In 2019, I stopped eating meat. I like meat but it was the easiest way to get the caloric load and impurities down. From fall 2019 to summer 2020 I lost 50 lbs. Ate plant-based whole foods for two years, then and now vegetarian. Over that time I've varied from 0MAD, 1MAD, and 2MAD while finishing a half and full marathon in 2021 and 2022, respectively. I run mostly daily, varying between 10K and 10 miles with occasional half marathon distances tossed in for good effect.
Post 2022, I've done a series of experiments with some success. Those include emulating Valter Longo's protocol with soup for a Fast-Mimicking Diet (FMD). Also, my current regimen has been eating M-W-F and fasting T-Th-Sat-Sun. I sustained that for a couple weeks and I'm eating once or twice daily now. I'll probably reverse the intermittent binge-ing in new experiments, so 4 days eat, 3 days fast per week; theme and variations.
I'll probably return to a odd-metered cadence of fast-feast weeks as it made meals much easier with the challenges you mention.
For whatever reason, I ate 5-6K calories/day from high school through college and couldn't fast a few hours. At my age now, fasting is easier than eating and could very well be related to delayed gastric emptying or some other complication of disease. I have no evidence.
The less I eat, the better I feel, while benefiting from the anecdotal improvement in cognitive function that comes with ketosis. Like leading ultramarathon runners, I don't practice ketosis as perfection, but rather, a state I hit occasionally without making it an end-goal. Paraphrasing Peter Attia, it's the cycle, not the state that matters.
The limiting factor for me is of course not ketosis, but ketoacidosis. The former is well-managed for me because it's predictable, euglycemic, and easy-to-fix with carbs. The latter was common enough to me as a young person that I know the ketosis flu feeling well and avoid it by testing compulsively. Just like software!
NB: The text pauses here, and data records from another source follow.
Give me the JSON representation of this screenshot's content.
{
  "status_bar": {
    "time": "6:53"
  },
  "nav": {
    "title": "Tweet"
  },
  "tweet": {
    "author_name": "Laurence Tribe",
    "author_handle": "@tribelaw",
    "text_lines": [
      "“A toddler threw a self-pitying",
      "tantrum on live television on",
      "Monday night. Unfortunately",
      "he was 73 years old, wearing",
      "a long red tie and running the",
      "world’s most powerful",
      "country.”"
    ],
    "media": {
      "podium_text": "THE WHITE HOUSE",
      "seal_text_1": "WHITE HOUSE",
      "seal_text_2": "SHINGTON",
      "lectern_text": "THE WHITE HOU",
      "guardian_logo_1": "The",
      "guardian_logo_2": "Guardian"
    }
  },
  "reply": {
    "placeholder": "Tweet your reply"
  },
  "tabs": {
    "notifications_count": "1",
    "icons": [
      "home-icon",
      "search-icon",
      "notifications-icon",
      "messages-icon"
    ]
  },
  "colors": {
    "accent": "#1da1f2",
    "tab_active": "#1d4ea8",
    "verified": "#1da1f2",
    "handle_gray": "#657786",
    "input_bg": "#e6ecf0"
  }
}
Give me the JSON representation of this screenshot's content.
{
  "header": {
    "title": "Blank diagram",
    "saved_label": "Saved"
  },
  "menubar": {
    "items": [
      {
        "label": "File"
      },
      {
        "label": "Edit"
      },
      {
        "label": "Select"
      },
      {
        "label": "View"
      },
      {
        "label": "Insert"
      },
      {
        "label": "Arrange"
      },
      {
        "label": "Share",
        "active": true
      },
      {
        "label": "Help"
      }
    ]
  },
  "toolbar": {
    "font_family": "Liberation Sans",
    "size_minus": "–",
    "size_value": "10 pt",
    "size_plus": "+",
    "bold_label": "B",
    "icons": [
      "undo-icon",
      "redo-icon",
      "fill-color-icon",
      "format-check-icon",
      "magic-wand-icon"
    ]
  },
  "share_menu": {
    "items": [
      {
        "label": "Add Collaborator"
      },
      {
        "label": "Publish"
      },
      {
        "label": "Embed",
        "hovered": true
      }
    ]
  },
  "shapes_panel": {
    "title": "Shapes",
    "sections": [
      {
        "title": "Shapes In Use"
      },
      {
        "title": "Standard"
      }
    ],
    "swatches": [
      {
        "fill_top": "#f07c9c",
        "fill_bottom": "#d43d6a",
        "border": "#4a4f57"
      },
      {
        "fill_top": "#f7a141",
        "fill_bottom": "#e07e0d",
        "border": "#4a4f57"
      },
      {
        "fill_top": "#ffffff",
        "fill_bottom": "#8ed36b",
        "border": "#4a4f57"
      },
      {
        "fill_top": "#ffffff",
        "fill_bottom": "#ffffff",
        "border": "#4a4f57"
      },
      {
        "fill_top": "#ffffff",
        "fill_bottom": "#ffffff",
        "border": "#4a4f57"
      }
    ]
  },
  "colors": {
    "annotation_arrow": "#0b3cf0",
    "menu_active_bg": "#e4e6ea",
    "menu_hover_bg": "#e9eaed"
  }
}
FWIW, I've vomited water in euglycemic ketosis and know enough to avoid the emergency room. This scares my medical team, since there are truly frightening and deadly side effects (refeeding syndrome), but I'm still here.
I've worked in medical devices and healthcare so my learning has been enhanced by those experiences where we treated patients who responded well to coaching around metabolic illness including cancer and diabetes, both of which respond to diet and fasting.